Your customer relationship management (CRM) software is arguably your most important dealership tool.
Your customer relationship management (CRM) software is arguably your most important dealership tool. A good CRM software encompasses everything from marketing, lead nurturing, customer relationship building and more. It’s also an amazing tool for tracking your employee's performance and maintaining contact with both customers after a purchase and service customers. When a dealership is using its CRM software correctly, the data in it will reveal sales, service opportunities, leads on acquiring used inventory, and sales coaching insights that can lead to significant revenue increases. In this article, we’re going to go over 5 ways to maximize your CRM opportunities and minimize missed opportunities.
If you’re using a good CRM software, it will have several reports and manager dashboards that are incredibly useful to track efficiency, productivity and profitability. Don’t overwhelm yourself by looking at every single report every day, stick to 3-5 and use those metrics to help coach and direct your team.
Performance reports are especially important to use because they make seeing issues, concerns and successes easy to spot. You’ll be able to look at leads, closing ratios, open opportunities and much more for each individual salesperson. With this information, you can identify the problem or positive and work with your team member to either change what they’re doing or continue to drive success.
During team or 1 on 1 meetings, make it a habit to acknowledge what's working when you review a call or read an email from your team. Put a positive spin on coaching by applauding employees who are killing it and utilise their wins as best practice examples. According to research, praise serves as a motivator just as effectively as financial rewards.
Another great feature of a CRM software is that it allows you to review the results of your marketing efforts. These metrics will let you quickly see which marketing campaigns are generating revenue and which are not. A CRM's basic reporting feature of tracking lead sources enables your staff to precisely record lead information.
Making proper CRM use a job requirement is the best practice when it comes to hiring and recruitment. Utilizing weekly spot checks on client records, you can monitor compliance. Lead source, whether an appointment was made, and the subsequent sale and/or service are important metrics to be tracking.
On the internal campaign side, you should figure out how many customers received an email blast, how many times the email was opened, and how many sales the campaign was responsible for. Although there are additional indicators produced by internal marketing that need to be examined, this type of evaluation is a great place to start.

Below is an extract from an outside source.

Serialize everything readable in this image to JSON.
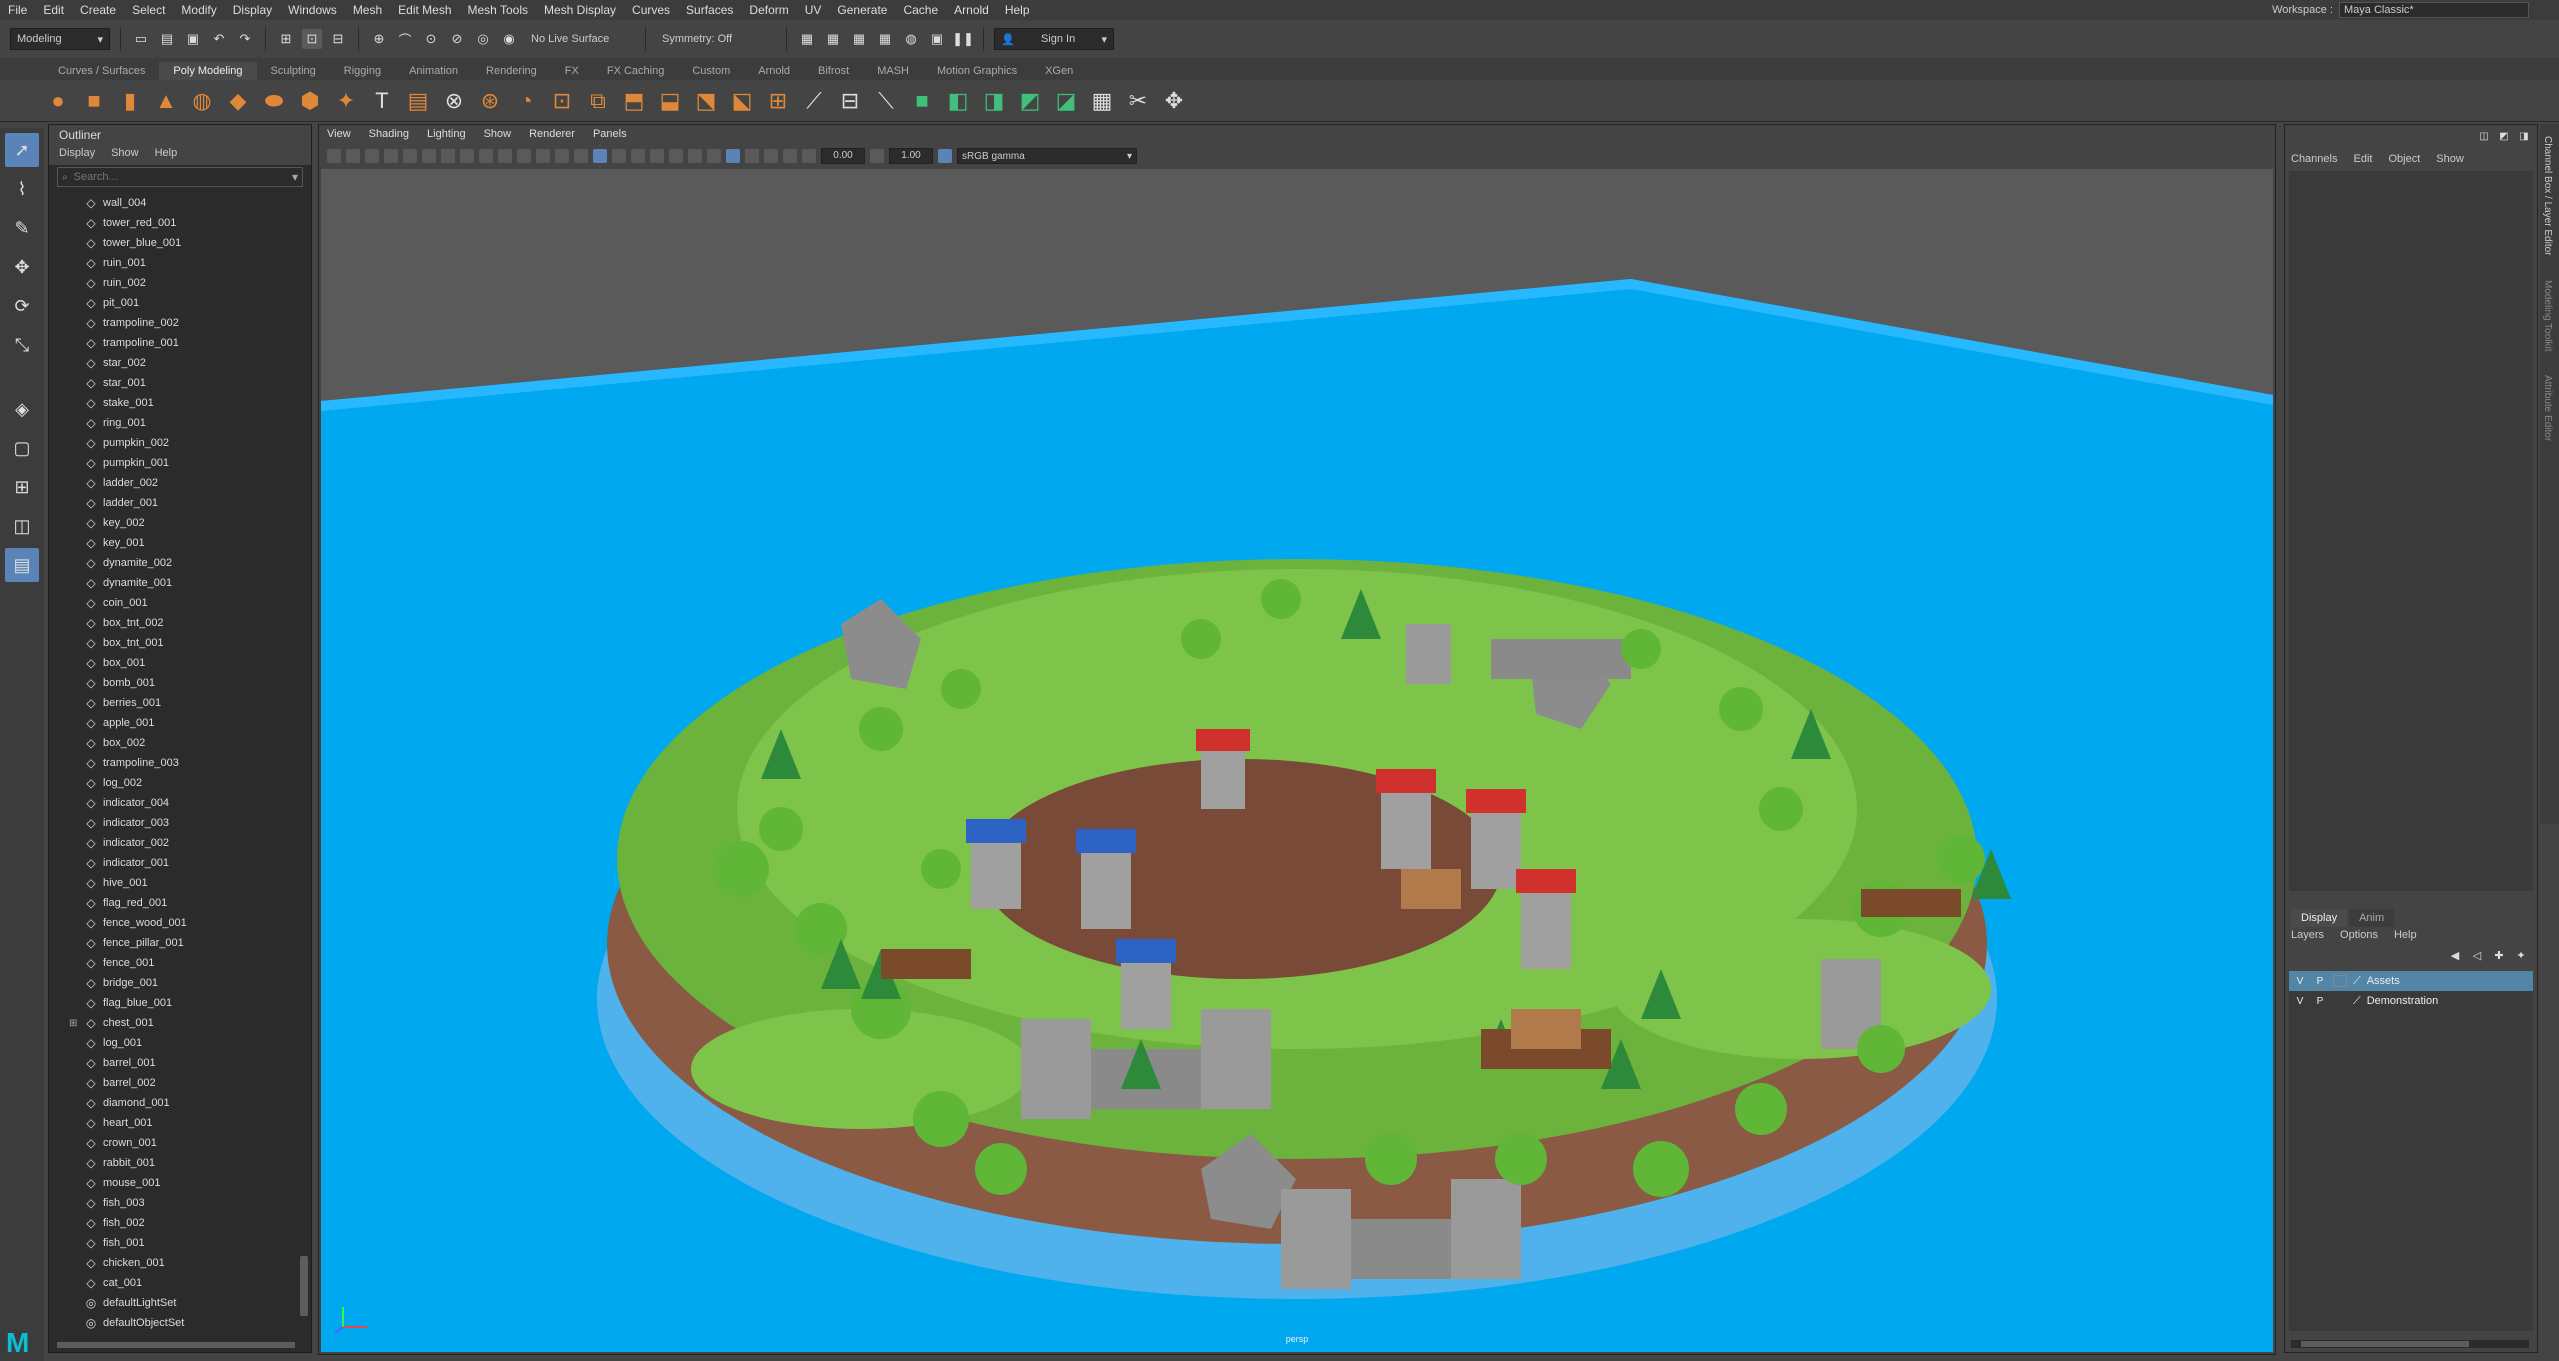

Pretty much all CRM softwares have certain fields that need to be filled in in order for a customer record to be made. Typically these required fields include full name, phone number, address and email. Encouraging your team to go deeper than this basic information is a great way to improve your customer data. Your customers want to feel like you look at them as more than just a lead, therefore it’s important to use personalization in your communication with them.

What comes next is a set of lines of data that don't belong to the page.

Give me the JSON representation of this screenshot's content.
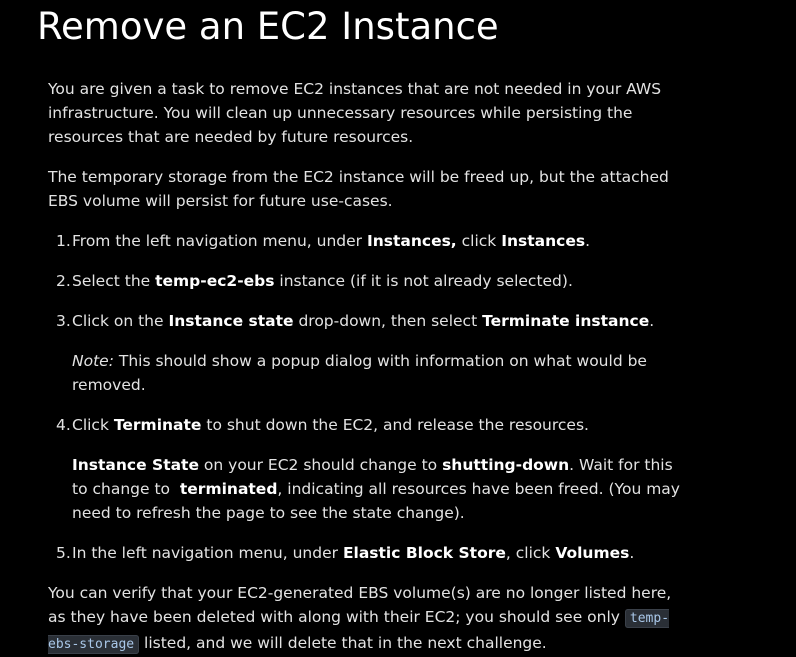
{
  "title": "Remove an EC2 Instance",
  "intro": [
    "You are given a task to remove EC2 instances that are not needed in your AWS infrastructure. You will clean up unnecessary resources while persisting the resources that are needed by future resources.",
    "The temporary storage from the EC2 instance will be freed up, but the attached EBS volume will persist for future use-cases."
  ],
  "steps": [
    {
      "num": "1.",
      "t1": "From the left navigation menu, under ",
      "b1": "Instances,",
      "t2": " click ",
      "b2": "Instances",
      "t3": "."
    },
    {
      "num": "2.",
      "t1": "Select the ",
      "b1": "temp-ec2-ebs",
      "t2": " instance (if it is not already selected)."
    },
    {
      "num": "3.",
      "t1": "Click on the ",
      "b1": "Instance state",
      "t2": " drop-down, then select ",
      "b2": "Terminate instance",
      "t3": ".",
      "note_label": "Note:",
      "note_text": " This should show a popup dialog with information on what would be removed."
    },
    {
      "num": "4.",
      "t1": "Click ",
      "b1": "Terminate",
      "t2": " to shut down the EC2, and release the resources.",
      "p2_b1": "Instance State",
      "p2_t1": " on your EC2 should change to ",
      "p2_b2": "shutting-down",
      "p2_t2": ". Wait for this to change to  ",
      "p2_b3": "terminated",
      "p2_t3": ", indicating all resources have been freed. (You may need to refresh the page to see the state change)."
    },
    {
      "num": "5.",
      "t1": "In the left navigation menu, under ",
      "b1": "Elastic Block Store",
      "t2": ", click ",
      "b2": "Volumes",
      "t3": "."
    }
  ],
  "outro": {
    "t1": "You can verify that your EC2-generated EBS volume(s) are no longer listed here, as they have been deleted with along with their EC2; you should see only ",
    "code": "temp-ebs-storage",
    "t2": " listed, and we will delete that in the next challenge."
  }
}
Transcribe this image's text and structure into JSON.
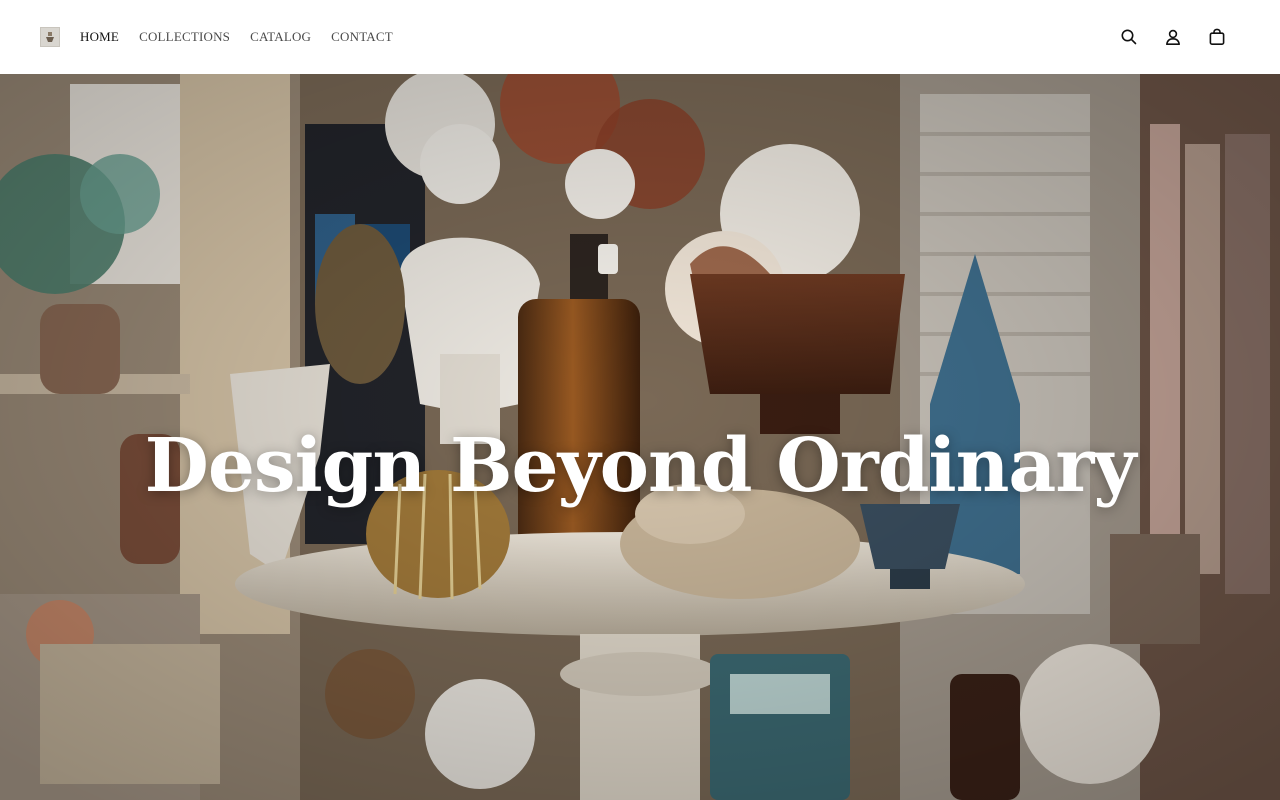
{
  "header": {
    "logo_icon": "shop-logo-icon",
    "nav": [
      {
        "label": "HOME",
        "active": true
      },
      {
        "label": "COLLECTIONS",
        "active": false
      },
      {
        "label": "CATALOG",
        "active": false
      },
      {
        "label": "CONTACT",
        "active": false
      }
    ],
    "icons": [
      "search-icon",
      "account-icon",
      "cart-icon"
    ]
  },
  "hero": {
    "title": "Design Beyond Ordinary"
  },
  "colors": {
    "nav_text": "#4a4a4a",
    "nav_active": "#111111",
    "hero_text": "#ffffff"
  }
}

In order to ensure that all your interactions with customers are personal, encourage your team to include personal information about them in your CRM. Details like the amount of drivers in the family, whether they have a new baby on the way, the sports team they like and the type of vehicle they prefer are all great notes to include. These personal notes will become very useful if the customer works with a different member of your team. The new team member working with them will be able to quickly access the personal details of the customer and quickly build a rapport with them.

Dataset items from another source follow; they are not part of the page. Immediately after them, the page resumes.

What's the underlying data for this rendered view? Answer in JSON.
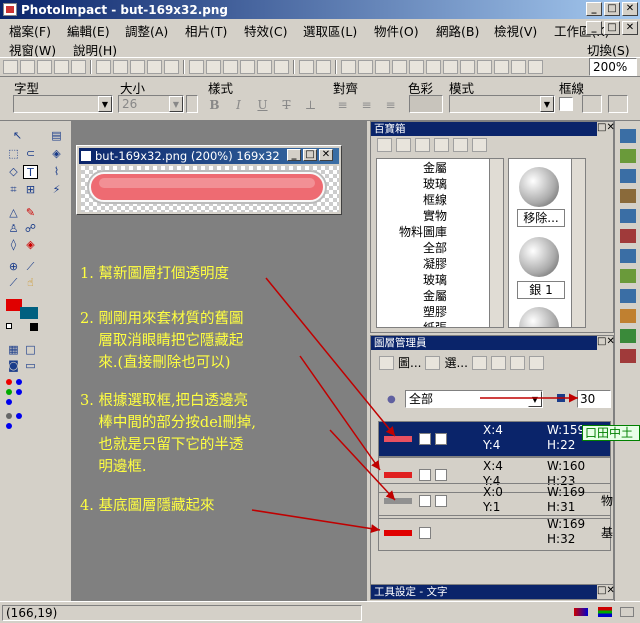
{
  "app": {
    "title": "PhotoImpact - but-169x32.png"
  },
  "menu": {
    "items": [
      "檔案(F)",
      "編輯(E)",
      "調整(A)",
      "相片(T)",
      "特效(C)",
      "選取區(L)",
      "物件(O)",
      "網路(B)",
      "檢視(V)",
      "工作區(K)"
    ],
    "row2": [
      "視窗(W)",
      "說明(H)"
    ],
    "toggle": "切換(S)"
  },
  "toolbar": {
    "zoom": "200%"
  },
  "props": {
    "font_label": "字型",
    "size_label": "大小",
    "style_label": "樣式",
    "align_label": "對齊",
    "color_label": "色彩",
    "mode_label": "模式",
    "border_label": "框線",
    "size_value": "26"
  },
  "document": {
    "title": "but-169x32.png (200%) 169x32",
    "background": "#808080",
    "button_color": "#ee6b72"
  },
  "annotations": [
    "1. 幫新圖層打個透明度",
    "2. 剛剛用來套材質的舊圖\n    層取消眼睛把它隱藏起\n    來.(直接刪除也可以)",
    "3. 根據選取框,把白透邊亮\n    棒中間的部分按del刪掉,\n    也就是只留下它的半透\n    明邊框.",
    "4. 基底圖層隱藏起來"
  ],
  "treasure": {
    "title": "百寶箱",
    "tree": [
      "金屬",
      "玻璃",
      "框線",
      "實物",
      "物料圖庫",
      "全部",
      "凝膠",
      "玻璃",
      "金屬",
      "塑膠",
      "紙張"
    ],
    "thumb_labels": [
      "移除...",
      "銀 1"
    ]
  },
  "layers": {
    "title": "圖層管理員",
    "tab1": "圖...",
    "tab2": "選...",
    "filter": "全部",
    "opacity": "30",
    "rows": [
      {
        "xy": [
          "X:4",
          "Y:4"
        ],
        "wh": [
          "W:159",
          "H:22"
        ],
        "extra": "",
        "swatch": "#e85060"
      },
      {
        "xy": [
          "X:4",
          "Y:4"
        ],
        "wh": [
          "W:160",
          "H:23"
        ],
        "extra": "",
        "swatch": "#e02020"
      },
      {
        "xy": [
          "X:0",
          "Y:1"
        ],
        "wh": [
          "W:169",
          "H:31"
        ],
        "extra": "物",
        "swatch": "#909090"
      },
      {
        "xy": [
          "",
          ""
        ],
        "wh": [
          "W:169",
          "H:32"
        ],
        "extra": "基",
        "swatch": "#e00000"
      }
    ]
  },
  "textpanel": {
    "title": "工具設定 - 文字"
  },
  "ime": {
    "text": "口田中土"
  },
  "status": {
    "coords": "(166,19)"
  },
  "colors": {
    "accent": "#0a246a",
    "note": "#ffff40",
    "fg_swatch": "#e00000",
    "bg_swatch": "#006080"
  }
}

It’s very annoying to receive promotional emails that are not at all relevant to you. This is a mistake we see a lot of dealers make with their email marketing strategies. They come up with an email campaign and send it to all of their contacts, regardless of what the promotion is. Instead, leverage the information in your CRM to create targeted email to the people who are most likely to want to take advantage of the promotion.
For example, using CRM data, you could pick vehicles that you know you can sell rapidly for the highest profit and then compile a list of clients who presently own those vehicles. A tried-and-true target marketing tactic is to send a brief email claiming that you want to buy their car at a premium price and trade it in for a newer model at a discount.
Some dealerships have rules forbidding personal cellphones for communicating with customers. These rules stem from not being able to monitor dealer/customer interactions and the possibility of losing that customer's contact info if the salesperson leaves the dealership. Today, the amount of work you can do on your cellphone makes the idea of forbidding cellphone use for dealer communication seem silly.
A better alternative would be to require your team to use their devices to log into your mobile CRM application, and all communications must occur there. To ensure that calls are logged and recorded, staff members ought to use the click-to-call feature in the mobile app. This way, if the employee leaves your dealership, all communications can be kept in the customer record that stays with the dealership.